U.S. government researchers using a personalized therapy made from genetically engineered T cells induced remissions in some patients with highly advanced multiple myeloma, a type of blood cancer affecting plasma cells.
The encouraging results, while coming from a small trial not yet completed, lend support to a partnership between Celgene (CELG) and Bluebird Bio (BLUE) to begin testing their own version of this engineered T cell therapy in multiple myeloma patients starting next year.
In this study, presented by Dr. James Kochenderfer of the National Cancer Institute, researchers extracted immune T cells from patients, and in a lab, genetically engineered them to recognize a protein known as B-cell maturation antigen (BCMA). The BCMA protein is found on malignant and healthy plasma cells. Once injected back into the patient, the altered T cells seek out and kill BCMA-containing cells.

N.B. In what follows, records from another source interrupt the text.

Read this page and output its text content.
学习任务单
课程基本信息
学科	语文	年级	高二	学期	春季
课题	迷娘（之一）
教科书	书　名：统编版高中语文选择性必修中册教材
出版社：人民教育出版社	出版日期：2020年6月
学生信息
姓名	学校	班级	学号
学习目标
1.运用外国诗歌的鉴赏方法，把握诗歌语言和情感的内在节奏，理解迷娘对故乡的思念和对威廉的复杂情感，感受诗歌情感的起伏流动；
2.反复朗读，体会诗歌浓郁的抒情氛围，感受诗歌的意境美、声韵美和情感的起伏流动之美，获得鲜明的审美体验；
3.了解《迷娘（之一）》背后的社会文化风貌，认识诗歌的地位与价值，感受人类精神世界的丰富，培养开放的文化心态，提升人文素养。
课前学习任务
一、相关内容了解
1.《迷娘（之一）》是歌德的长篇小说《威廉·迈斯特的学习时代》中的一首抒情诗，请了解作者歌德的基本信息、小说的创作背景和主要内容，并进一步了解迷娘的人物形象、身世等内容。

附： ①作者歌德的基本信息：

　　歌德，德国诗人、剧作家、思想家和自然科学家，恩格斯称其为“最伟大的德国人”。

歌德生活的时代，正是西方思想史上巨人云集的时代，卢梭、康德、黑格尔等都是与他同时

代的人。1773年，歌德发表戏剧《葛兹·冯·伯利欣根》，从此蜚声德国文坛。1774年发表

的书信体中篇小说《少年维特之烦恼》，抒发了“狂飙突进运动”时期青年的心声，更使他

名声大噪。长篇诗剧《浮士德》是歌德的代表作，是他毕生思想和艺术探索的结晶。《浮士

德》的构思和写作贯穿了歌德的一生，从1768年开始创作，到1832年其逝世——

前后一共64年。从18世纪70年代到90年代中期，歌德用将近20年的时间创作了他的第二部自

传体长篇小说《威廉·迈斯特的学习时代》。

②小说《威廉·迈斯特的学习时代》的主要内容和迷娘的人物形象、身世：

Engineered T cell therapies, also known as chimeric antigen receptor therapies (CAR-T), have already demonstrated high remission rates when the target is a protein known as CD19 found on leukemia and lymphoma cells. This NIH study, however, is the first time that positive responses have been seen from a CAR-T directed at the BCMA protein.
Twelve patients with heavily pre-treated multiple myeloma were enrolled in the study. Four escalating doses of the so-called CAR-BCMA therapy were infused into the patients. The overall response rate among the 12 patients was 33%.
Of the two patients receiving the highest dose, one patient achieved a complete remission at two months after infusion with the CAR-BCMA therapy. Multiple myeloma that made up 90% of this patient's bone marrow cells was eliminated by the CAR-BCMA therapy. The patient remains in complete remission 14 weeks after receiving the T cell therapy.